The monster grimaced in the light, its black and red face twisting. “I give up. You got me. Just leave the kids out of it. They were just doing what I told them.”
“That’s not true!” the girl protested. Saphim took her by the arm, pulling her away from the creature.
The monster looked Ollie in the eyes. Blistered burns bubbled on half its face. “You’re right. I brainwashed them, her most of all. She didn’t know what she was doing.”
“Dis, don’t say that!” She tried to push Saphim away, who looked a second away from putting her in a binding spell as well. “Why are you saying that?”
Ollie frowned and hauled the handcuffed monster to its feet. “Oh, don’t worry. We’ll get to the bottom of it.” As it stood up, standing more than a foot taller than him, Ollie saw more burns on its neck and arms.
“It was all me,” it said. “I admit it. Let her go.”
“You have the right to remain silent,” Ollie began. As he recited the monster’s Miranda rights, a poisonous question pricked his mind. If he controlled the kids, why didn’t he tell her to shoot me?
Ollie had gotten used to shutting sub-human criminals into the back of the police car. He’d stuffed in vampires, dark wizards and witches, goblins, even a giant or two, though with considerably more difficulty. He’d worked ghost cases, but they ended in a séance or an exorcism, not with a ghost in the back of a car. He’d never filled a police car with a creature like that. But there it was. A phantom, a wraith, an evil apparition handcuffed in the back of the cruiser.
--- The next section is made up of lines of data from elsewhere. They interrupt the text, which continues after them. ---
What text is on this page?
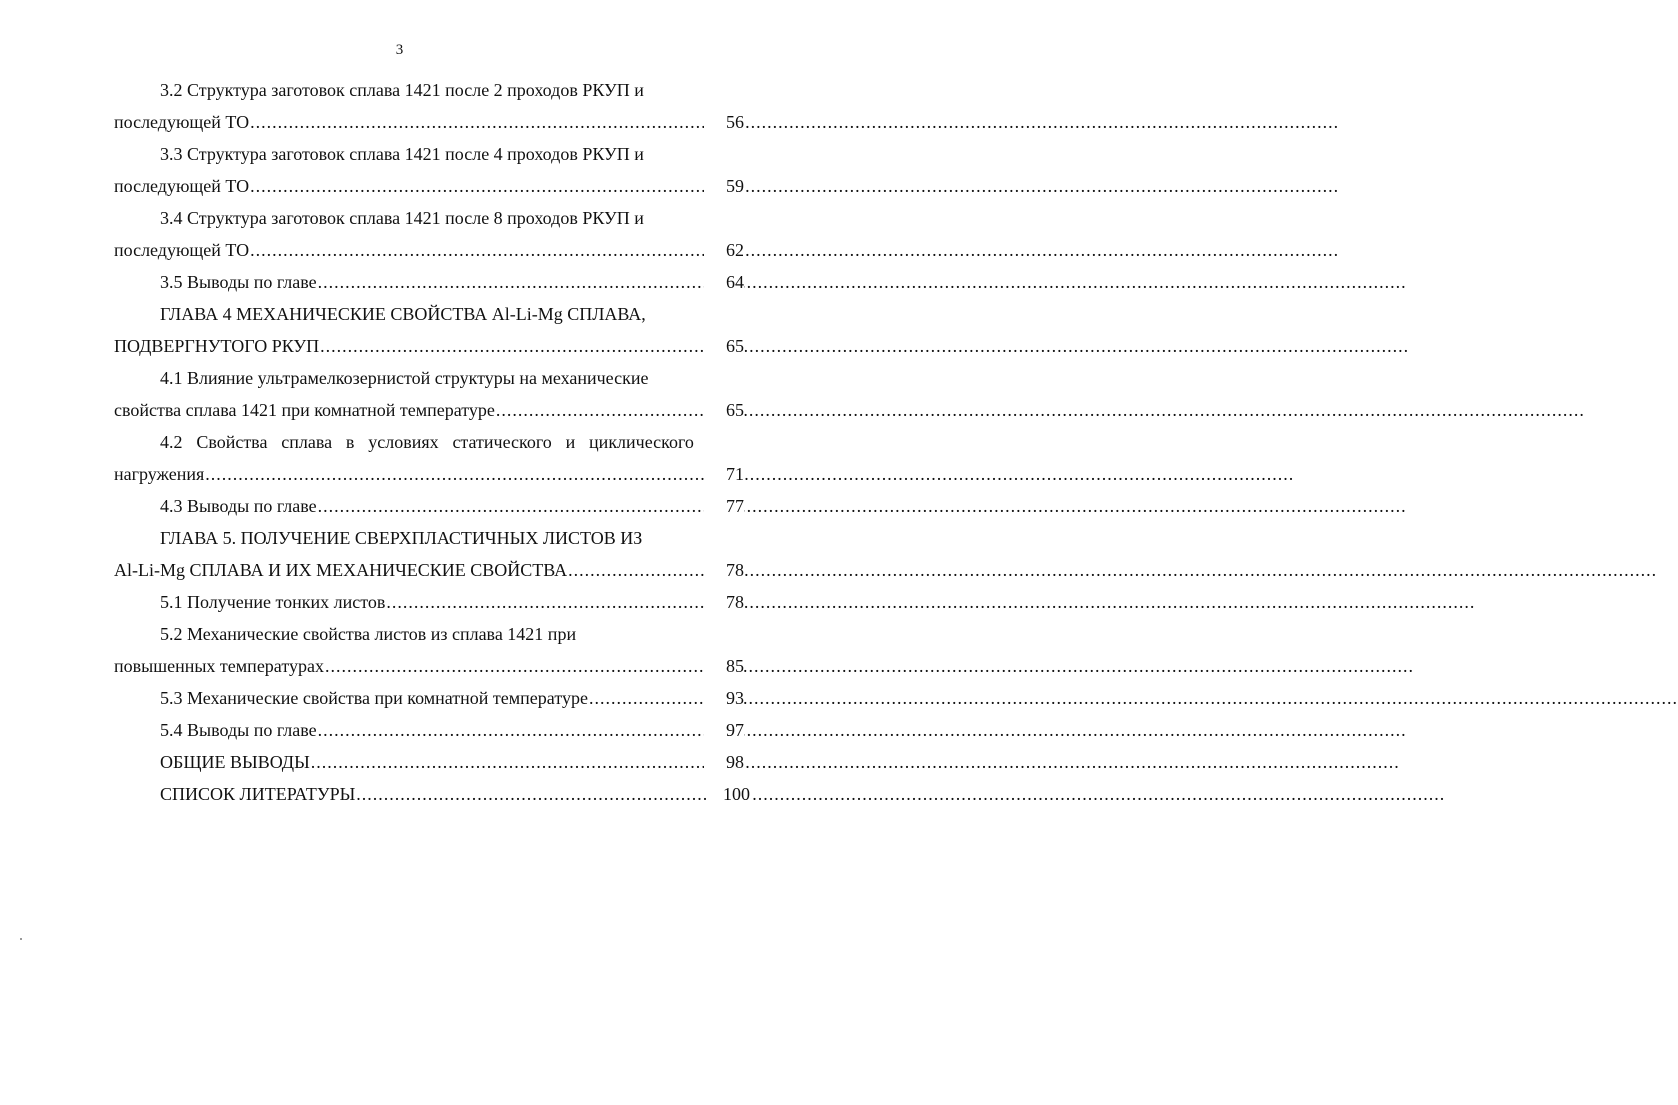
3
3.2 Структура заготовок сплава 1421 после 2 проходов РКУП и
последующей ТО .....	56
3.3 Структура заготовок сплава 1421 после 4 проходов РКУП и
последующей ТО .....	59
3.4 Структура заготовок сплава 1421 после 8 проходов РКУП и
последующей ТО .....	62
3.5 Выводы по главе .....	64
ГЛАВА 4 МЕХАНИЧЕСКИЕ СВОЙСТВА Al-Li-Mg СПЛАВА,
ПОДВЕРГНУТОГО РКУП .....	65
4.1 Влияние ультрамелкозернистой структуры на механические
свойства сплава 1421 при комнатной температуре .....	65
4.2 Свойства сплава в условиях статического и циклического
нагружения .....	71
4.3 Выводы по главе .....	77
ГЛАВА 5. ПОЛУЧЕНИЕ СВЕРХПЛАСТИЧНЫХ ЛИСТОВ ИЗ
Al-Li-Mg СПЛАВА И ИХ МЕХАНИЧЕСКИЕ СВОЙСТВА .....	78
5.1 Получение тонких листов .....	78
5.2 Механические свойства листов из сплава 1421 при
повышенных температурах .....	85
5.3 Механические свойства при комнатной температуре .....	93
5.4 Выводы по главе .....	97
ОБЩИЕ ВЫВОДЫ .....	98
СПИСОК ЛИТЕРАТУРЫ .....	100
“How’s El?” Walking up behind him, Saphim interrupted his reverie.
“The Healers have her. They said she’ll be fine.”
“What did it do to her?”
Ollie glanced at him. “It smashed her head into a wall, you saw it. Looks like it did that to all the officers. What else would it have done?”
Saphim didn’t answer.
“Your agents did a lot of good, by the way.” Ollie crossed his arms.
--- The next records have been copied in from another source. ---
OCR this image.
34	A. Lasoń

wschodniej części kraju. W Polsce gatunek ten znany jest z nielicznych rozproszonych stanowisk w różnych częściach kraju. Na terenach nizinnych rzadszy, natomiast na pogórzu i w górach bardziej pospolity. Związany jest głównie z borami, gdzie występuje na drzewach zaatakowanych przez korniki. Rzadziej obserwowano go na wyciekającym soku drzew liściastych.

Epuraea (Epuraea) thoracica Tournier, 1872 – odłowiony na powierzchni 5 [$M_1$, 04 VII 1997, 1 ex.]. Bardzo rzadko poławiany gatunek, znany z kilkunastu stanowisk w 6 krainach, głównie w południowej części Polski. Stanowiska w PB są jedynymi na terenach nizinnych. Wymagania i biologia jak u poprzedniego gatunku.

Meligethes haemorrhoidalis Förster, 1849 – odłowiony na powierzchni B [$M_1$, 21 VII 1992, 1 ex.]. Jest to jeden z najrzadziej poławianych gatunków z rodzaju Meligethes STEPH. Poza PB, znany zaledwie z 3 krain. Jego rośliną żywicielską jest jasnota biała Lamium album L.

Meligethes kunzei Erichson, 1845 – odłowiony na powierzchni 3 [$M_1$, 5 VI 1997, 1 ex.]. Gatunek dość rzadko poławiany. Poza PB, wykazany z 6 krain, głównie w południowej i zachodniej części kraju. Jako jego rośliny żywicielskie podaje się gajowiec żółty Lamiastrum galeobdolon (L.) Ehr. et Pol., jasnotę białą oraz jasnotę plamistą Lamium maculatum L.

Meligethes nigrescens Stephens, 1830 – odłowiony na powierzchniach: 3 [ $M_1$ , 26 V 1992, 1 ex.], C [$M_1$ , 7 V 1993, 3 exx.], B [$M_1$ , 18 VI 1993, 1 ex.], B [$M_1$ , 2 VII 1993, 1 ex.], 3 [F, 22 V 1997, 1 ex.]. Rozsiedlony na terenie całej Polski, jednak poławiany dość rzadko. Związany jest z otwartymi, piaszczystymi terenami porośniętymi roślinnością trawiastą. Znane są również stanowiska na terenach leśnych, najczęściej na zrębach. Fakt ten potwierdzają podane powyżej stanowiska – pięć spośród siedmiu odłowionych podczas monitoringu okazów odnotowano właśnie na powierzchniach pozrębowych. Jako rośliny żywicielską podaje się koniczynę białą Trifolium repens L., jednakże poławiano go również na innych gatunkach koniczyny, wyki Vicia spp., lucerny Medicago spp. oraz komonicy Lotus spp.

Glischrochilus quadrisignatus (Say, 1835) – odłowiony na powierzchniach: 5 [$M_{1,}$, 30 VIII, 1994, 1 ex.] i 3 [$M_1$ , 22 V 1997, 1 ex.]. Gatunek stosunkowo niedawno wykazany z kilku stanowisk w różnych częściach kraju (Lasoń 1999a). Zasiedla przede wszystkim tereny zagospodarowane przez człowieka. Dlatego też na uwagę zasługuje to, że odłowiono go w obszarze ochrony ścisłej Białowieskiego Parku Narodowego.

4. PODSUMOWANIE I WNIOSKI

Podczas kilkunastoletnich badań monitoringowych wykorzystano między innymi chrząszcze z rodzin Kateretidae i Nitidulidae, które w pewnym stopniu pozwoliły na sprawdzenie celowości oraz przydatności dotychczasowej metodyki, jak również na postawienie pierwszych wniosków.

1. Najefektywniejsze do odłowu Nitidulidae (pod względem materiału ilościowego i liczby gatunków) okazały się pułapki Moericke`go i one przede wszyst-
“About as well as your cops,” he said dryly.
“Your people have magic.”
“Yours have guns.”
Ollie took a breath, ready to storm into an argument, but stopped. Through the police car windshield, through the grate, he looked into the captured monster’s face. It stared back at him, black eyes not blinking.
“It’s not a phantom, is it?” Ollie said.
“No.”
“Do you know what it is?”
“I think so.”
Ollie waited. He finally tore his gaze from the monster and attempted a laugh. “Well, don’t keep me in suspense, Agent.”
“It’s an incubus.”
His weak smile evaporated.
Saphim met his eyes. “You know what that is.”
“Yeah. I do. Worked a case as a rookie.” The uncertainty crawling under his skin turned to rotten disgust. “They’re evil ghosts. They hunt women. Rape women. In their sleep.”
“I think this one hunts—” Saphim’s white eyes shifted to the sobbing eight-year-old and two grim-faced teens in the back of police cars “—something else.”
Ollie swallowed. Not a child-eater. He glared at the monster, still looking at him, but couldn’t hold its evil gaze. A child-raper.